May 11 – May 18, 2026

AWS Organizations now supports higher quotas for service control policies. The maximum number of SCPs per node increased from 5 to 10. Individual SCP size limits doubled to 10,240 characters. Enterprises can now attach more policies with finer-grained conditions to enforce comprehensive security and compliance controls across complex hierarchies.

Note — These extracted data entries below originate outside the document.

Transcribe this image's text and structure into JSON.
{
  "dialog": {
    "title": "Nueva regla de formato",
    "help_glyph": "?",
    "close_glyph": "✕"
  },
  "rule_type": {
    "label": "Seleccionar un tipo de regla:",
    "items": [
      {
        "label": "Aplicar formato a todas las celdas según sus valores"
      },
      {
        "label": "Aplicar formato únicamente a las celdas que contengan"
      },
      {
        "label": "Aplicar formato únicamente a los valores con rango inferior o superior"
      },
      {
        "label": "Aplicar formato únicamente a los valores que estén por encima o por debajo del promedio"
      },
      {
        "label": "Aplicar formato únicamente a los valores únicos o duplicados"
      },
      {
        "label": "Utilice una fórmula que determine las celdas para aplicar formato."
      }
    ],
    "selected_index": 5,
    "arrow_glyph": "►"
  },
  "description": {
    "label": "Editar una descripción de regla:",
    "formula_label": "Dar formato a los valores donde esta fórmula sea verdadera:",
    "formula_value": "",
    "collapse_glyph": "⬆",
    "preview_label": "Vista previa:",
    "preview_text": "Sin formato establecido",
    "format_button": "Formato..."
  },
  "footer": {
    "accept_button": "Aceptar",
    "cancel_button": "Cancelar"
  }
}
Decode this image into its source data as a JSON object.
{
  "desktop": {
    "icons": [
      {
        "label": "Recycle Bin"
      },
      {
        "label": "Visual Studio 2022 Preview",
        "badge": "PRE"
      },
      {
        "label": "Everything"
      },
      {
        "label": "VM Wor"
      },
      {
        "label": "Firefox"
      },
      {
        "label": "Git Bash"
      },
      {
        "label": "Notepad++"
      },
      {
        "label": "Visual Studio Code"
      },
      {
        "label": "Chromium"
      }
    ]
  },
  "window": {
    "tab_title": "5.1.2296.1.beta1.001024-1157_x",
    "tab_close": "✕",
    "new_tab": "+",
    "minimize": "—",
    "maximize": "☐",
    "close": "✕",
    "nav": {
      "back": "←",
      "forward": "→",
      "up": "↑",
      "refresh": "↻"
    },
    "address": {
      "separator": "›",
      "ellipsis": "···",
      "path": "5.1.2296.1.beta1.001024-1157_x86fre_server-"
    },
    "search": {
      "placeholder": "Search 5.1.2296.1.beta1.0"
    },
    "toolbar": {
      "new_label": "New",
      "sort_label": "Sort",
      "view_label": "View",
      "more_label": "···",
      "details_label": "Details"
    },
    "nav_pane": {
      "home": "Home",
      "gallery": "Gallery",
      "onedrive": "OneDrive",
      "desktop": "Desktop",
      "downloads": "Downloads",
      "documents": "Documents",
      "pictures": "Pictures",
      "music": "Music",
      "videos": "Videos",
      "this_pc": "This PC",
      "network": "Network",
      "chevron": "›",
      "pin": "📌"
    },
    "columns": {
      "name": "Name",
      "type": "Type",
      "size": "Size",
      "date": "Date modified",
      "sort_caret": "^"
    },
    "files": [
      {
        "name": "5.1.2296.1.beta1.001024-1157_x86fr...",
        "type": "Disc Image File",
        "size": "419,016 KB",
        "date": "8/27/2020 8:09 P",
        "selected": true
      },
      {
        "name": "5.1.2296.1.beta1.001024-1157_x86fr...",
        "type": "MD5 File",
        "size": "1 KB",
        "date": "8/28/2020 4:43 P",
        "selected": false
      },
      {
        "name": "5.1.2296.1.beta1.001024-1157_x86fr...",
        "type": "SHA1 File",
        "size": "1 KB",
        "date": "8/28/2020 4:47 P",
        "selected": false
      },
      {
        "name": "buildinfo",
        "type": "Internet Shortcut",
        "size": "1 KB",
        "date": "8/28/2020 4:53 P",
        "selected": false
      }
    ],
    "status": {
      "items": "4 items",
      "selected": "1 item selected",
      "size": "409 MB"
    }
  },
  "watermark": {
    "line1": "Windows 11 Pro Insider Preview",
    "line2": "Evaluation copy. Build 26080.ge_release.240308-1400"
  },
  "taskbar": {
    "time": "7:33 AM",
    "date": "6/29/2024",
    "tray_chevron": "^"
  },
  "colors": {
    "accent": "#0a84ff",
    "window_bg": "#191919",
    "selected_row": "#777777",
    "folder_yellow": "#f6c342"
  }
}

Amazon CloudFront announces passthrough mode for mutual TLS viewer authentication. CloudFront forwards the full client certificate chain directly to the origin without edge validation. Teams with established origin-side mTLS processes integrate the global edge network seamlessly while preserving existing authentication logic. It also announces support for OCSP revocation for mutual TLS viewer. Real-time checks query the certificate authority during connection establishment with responses cached up to 30 minutes. The OCSP result exposes to connection functions for custom logic such as grace periods or IP exceptions. Regulated industries gain stronger zero-trust enforcement without relying on outdated static revocation lists. Additionally, the Premium flat-rate plan now supports configurable usage allowances. Customers select monthly levels from 500 million to 6 billion requests and 50 TB to 600 TB directly in the console. The flat rate includes content delivery, WAF, DDoS protection, bot management, Route 53 DNS, CloudWatch logs, serverless compute, and S3 credits with no overages. Enterprises with predictable high-volume traffic lock in costs without sales negotiations.

AWS WAF introduces dynamic label interpolation for custom request and response handling. The namespace syntax forwards entire label groups in headers or embeds them in bodies with a single rule. Multiple matches resolve automatically to comma-separated values while synthetic labels inject client IP, WAF request ID, and JA3 JA4 fingerprints. This approach simplifies adaptive security rules for applications that need real-time signals like reputation-based MFA.

AWS Security Agent now supports full repository code reviews. The agent performs deep context-aware analysis of entire codebases to identify systemic vulnerabilities beyond pattern matching. It reasons about architecture, trust boundaries, and data flows then delivers line-level remediation tied to exact files. Security and development teams accelerate vulnerability discovery and remediation at enterprise scale.

AWS Transform adds containerization capability during migrations. The service analyzes source code from GitHub, Bitbucket, GitLab, or zip files to generate Dockerfiles, secure container images with CVE scanning, Terraform IaC, and Helm charts. Private dependencies resolve through CodeArtifact and support monorepos or multi-repo structures. Migration teams assign applications to rehost or replatform paths in the same workflow to accelerate modernization to ECS or EKS.